Just 6 percent of Orange County’s retail space was empty in the fourth quarter – almost half the national vacancy rate of 11 percent, says commercial real estate trackers at Reis Inc.
Orange County’s retail vacancy rate was down from 6.4 percent in the third quarter and 6.6 percent at the end of 2010.
Orange County tied with San Jose for the fifth fewest vacancies among the nation’s largest markets, by Reis math. San Francisco was the U.S. best, with just 3.7 percent vacancy; Fairfield Co. in Connecticut followed at 4.4 percent; then came Long Island, N.Y. at 5.1 percent; and Northern New Jersey at 5.8 percent. (Worst? Dayton, Ohio, at 17.1 percent!)

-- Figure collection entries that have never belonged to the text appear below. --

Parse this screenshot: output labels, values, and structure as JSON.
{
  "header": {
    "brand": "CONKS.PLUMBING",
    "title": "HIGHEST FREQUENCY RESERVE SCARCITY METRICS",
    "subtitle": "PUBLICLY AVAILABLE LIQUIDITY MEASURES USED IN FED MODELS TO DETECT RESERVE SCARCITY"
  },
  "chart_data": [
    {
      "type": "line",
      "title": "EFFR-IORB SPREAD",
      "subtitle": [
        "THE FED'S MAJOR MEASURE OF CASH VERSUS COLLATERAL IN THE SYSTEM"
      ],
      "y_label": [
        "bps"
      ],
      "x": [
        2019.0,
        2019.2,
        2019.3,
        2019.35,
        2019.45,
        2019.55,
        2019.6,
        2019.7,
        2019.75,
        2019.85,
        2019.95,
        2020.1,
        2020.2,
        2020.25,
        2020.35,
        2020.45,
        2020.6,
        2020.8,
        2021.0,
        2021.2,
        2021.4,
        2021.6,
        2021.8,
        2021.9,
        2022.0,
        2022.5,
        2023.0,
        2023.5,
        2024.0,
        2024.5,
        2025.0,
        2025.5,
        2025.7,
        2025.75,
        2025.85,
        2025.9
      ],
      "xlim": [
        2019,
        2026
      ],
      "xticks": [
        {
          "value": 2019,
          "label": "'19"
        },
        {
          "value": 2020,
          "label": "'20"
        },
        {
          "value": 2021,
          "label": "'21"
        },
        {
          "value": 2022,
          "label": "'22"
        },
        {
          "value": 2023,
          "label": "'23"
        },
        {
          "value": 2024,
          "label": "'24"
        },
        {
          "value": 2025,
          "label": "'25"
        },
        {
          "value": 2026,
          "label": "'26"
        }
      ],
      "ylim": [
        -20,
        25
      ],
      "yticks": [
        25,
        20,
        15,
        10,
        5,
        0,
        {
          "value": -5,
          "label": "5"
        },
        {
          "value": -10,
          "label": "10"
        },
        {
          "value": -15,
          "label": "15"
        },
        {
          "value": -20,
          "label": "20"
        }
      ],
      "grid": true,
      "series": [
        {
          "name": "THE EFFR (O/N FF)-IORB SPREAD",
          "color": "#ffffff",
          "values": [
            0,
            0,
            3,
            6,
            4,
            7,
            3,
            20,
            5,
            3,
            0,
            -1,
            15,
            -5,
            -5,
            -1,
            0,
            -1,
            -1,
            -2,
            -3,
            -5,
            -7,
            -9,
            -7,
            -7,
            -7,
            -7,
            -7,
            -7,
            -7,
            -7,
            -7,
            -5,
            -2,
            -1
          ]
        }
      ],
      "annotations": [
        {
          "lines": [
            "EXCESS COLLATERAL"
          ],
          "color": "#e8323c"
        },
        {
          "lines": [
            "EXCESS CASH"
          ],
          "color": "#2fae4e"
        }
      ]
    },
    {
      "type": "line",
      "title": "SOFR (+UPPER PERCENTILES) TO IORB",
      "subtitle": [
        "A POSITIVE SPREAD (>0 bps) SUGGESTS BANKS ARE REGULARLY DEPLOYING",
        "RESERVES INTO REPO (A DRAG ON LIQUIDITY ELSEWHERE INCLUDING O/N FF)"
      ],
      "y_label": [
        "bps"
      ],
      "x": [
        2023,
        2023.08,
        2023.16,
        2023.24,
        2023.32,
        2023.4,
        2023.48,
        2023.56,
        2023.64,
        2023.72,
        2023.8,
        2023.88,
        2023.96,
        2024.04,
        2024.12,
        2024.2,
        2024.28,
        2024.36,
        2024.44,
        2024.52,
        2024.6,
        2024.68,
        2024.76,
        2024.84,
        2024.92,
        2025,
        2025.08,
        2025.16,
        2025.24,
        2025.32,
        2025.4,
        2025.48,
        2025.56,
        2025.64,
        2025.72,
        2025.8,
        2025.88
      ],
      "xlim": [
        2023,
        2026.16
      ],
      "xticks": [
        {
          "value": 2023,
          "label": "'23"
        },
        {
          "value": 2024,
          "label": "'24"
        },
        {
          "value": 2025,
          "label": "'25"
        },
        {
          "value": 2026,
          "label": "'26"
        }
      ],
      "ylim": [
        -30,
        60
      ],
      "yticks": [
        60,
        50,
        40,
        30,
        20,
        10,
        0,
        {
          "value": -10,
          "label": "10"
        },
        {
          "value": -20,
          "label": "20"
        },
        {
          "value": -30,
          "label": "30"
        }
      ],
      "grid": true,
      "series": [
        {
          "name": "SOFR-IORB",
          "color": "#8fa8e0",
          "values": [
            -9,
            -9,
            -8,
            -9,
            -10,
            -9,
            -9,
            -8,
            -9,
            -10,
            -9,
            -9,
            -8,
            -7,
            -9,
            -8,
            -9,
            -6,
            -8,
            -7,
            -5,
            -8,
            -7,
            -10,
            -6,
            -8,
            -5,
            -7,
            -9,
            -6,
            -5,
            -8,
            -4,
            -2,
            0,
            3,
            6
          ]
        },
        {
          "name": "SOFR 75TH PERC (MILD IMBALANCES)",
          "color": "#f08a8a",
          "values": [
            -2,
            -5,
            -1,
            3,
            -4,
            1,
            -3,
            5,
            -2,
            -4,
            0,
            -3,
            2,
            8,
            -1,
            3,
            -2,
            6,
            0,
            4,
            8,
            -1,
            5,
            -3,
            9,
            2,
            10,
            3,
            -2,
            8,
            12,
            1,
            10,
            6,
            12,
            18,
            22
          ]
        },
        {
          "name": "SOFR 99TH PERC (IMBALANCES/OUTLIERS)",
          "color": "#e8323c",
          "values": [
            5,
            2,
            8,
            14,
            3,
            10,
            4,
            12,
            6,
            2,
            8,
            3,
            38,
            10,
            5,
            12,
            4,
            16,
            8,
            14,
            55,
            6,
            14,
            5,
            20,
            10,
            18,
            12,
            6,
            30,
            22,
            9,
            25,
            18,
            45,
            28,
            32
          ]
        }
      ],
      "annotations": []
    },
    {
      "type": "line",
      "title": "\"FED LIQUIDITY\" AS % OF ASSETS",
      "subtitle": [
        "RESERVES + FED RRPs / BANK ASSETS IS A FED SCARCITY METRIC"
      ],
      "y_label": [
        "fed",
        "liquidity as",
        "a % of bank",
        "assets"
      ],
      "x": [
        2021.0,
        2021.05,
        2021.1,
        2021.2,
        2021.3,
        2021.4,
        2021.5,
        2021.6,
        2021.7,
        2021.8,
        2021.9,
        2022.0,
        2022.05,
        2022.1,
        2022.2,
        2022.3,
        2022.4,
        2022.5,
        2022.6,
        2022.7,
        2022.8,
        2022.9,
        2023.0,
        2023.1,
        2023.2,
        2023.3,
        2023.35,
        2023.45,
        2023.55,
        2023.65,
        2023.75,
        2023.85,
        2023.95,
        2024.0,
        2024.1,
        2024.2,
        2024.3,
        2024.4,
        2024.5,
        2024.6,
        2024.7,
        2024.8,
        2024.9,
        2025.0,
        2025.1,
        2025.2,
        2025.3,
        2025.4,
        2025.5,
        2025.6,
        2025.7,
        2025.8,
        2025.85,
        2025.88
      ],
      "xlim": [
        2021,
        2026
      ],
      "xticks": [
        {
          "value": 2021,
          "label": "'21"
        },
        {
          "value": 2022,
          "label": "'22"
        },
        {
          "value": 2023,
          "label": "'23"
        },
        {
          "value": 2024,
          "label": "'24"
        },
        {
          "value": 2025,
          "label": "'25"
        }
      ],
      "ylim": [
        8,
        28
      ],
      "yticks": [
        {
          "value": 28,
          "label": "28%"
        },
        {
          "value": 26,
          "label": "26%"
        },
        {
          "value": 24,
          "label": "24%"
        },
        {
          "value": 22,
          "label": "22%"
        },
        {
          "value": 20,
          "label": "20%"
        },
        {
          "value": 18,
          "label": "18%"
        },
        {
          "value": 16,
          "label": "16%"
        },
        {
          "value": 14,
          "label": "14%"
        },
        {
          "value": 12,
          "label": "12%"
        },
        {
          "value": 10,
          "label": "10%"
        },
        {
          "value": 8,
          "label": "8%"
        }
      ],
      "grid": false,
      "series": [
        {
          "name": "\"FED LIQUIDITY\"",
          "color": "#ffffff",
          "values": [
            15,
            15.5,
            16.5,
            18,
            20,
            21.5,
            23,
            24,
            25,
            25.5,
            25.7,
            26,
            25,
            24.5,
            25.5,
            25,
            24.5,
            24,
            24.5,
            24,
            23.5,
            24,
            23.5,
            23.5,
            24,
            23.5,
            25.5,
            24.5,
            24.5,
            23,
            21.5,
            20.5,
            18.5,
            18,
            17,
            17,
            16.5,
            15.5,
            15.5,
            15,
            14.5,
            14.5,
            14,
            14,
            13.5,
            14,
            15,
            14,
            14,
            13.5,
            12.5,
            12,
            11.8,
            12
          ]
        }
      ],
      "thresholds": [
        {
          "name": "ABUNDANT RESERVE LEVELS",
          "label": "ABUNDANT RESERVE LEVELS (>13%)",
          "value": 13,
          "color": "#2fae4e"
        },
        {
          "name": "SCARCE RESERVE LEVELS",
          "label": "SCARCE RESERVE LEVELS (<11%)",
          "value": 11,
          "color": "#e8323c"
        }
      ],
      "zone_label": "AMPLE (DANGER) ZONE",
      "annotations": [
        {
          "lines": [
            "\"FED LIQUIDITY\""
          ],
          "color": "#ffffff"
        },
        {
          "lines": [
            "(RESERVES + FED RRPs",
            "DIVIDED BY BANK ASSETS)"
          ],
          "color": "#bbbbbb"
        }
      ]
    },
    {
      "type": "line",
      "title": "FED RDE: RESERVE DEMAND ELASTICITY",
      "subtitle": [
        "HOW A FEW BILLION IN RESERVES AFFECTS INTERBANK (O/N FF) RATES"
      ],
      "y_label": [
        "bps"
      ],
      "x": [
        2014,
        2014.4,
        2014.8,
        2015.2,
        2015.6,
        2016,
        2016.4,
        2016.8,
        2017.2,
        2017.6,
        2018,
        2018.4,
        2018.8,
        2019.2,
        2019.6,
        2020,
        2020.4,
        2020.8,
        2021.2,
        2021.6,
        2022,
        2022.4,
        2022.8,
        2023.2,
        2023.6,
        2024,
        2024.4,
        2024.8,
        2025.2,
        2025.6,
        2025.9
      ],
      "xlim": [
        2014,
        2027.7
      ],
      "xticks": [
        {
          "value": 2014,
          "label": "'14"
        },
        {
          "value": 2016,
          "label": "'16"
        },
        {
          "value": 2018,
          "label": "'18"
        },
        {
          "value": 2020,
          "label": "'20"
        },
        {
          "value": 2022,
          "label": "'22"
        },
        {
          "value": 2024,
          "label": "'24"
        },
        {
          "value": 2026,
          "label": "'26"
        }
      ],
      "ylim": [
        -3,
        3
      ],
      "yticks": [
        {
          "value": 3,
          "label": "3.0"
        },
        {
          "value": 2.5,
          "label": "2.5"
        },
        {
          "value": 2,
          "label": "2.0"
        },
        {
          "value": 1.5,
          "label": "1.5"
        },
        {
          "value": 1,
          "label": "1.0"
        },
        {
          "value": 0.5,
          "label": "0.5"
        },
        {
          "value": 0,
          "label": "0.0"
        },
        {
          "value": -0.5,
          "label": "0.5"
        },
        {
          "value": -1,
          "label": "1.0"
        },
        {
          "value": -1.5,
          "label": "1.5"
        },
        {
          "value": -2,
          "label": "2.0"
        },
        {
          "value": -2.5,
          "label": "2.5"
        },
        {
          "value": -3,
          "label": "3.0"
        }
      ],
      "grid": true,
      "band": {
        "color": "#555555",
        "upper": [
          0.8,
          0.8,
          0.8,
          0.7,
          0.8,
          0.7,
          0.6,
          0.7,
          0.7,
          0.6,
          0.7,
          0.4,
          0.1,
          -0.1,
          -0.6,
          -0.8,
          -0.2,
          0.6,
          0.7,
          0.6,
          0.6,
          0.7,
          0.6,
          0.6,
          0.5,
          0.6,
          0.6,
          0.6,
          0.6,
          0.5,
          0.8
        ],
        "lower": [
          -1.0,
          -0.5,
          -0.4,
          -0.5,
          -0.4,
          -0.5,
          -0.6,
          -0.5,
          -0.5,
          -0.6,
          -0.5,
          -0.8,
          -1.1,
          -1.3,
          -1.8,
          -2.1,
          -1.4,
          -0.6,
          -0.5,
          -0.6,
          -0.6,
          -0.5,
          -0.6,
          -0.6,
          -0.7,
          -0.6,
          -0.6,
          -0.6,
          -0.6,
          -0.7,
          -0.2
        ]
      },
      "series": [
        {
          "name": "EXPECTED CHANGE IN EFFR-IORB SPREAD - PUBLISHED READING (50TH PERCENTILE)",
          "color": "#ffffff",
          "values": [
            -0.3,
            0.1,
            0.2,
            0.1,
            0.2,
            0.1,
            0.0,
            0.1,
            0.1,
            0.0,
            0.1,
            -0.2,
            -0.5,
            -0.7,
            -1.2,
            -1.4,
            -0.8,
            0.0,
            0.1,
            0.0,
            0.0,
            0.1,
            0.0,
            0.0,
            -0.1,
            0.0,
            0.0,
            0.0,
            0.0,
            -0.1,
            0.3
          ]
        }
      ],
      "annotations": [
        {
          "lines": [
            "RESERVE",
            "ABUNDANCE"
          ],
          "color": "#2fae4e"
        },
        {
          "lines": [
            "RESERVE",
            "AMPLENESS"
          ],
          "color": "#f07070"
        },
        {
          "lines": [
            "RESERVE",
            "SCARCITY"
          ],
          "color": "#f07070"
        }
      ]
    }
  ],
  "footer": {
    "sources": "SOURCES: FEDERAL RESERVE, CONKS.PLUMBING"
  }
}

Retailers pay up for Orange County. The fourth quarter’s average retail rent in the county — $30.58 a square foot vs. $18.98 in big markets nationwide – was up 0.8 percent in a year. Reis said big U.S. markets saw a 0.1 percent rent drop.
Hanley Investment Group Real Estate Advisors in Irvine sees growing interest in retail properties.
Edward Hanley: “Just a few weeks into the new year, Hanley Investment Group already has a combined total in excess of $200 million in escrow and listings, plus a bevy of buyer requirements to fill. If January’s volume of activity is any indication to how the rest of the year will go, we know it is going to be a great year! As a side note, it is going to be interesting to see how the market reacts to the results of the presidential elections in November but we are not getting the sense investors are on the sidelines waiting.”
Adds Hanley’s William Asher: “We expect that the demand for multi-tenant retail with upside potential will continue to remain very steady. There is still a great deal of pent up demand and capital in the market pursing value-add assets for the opportunity to chase higher yields through repositioning and the lease up of excess vacancy.”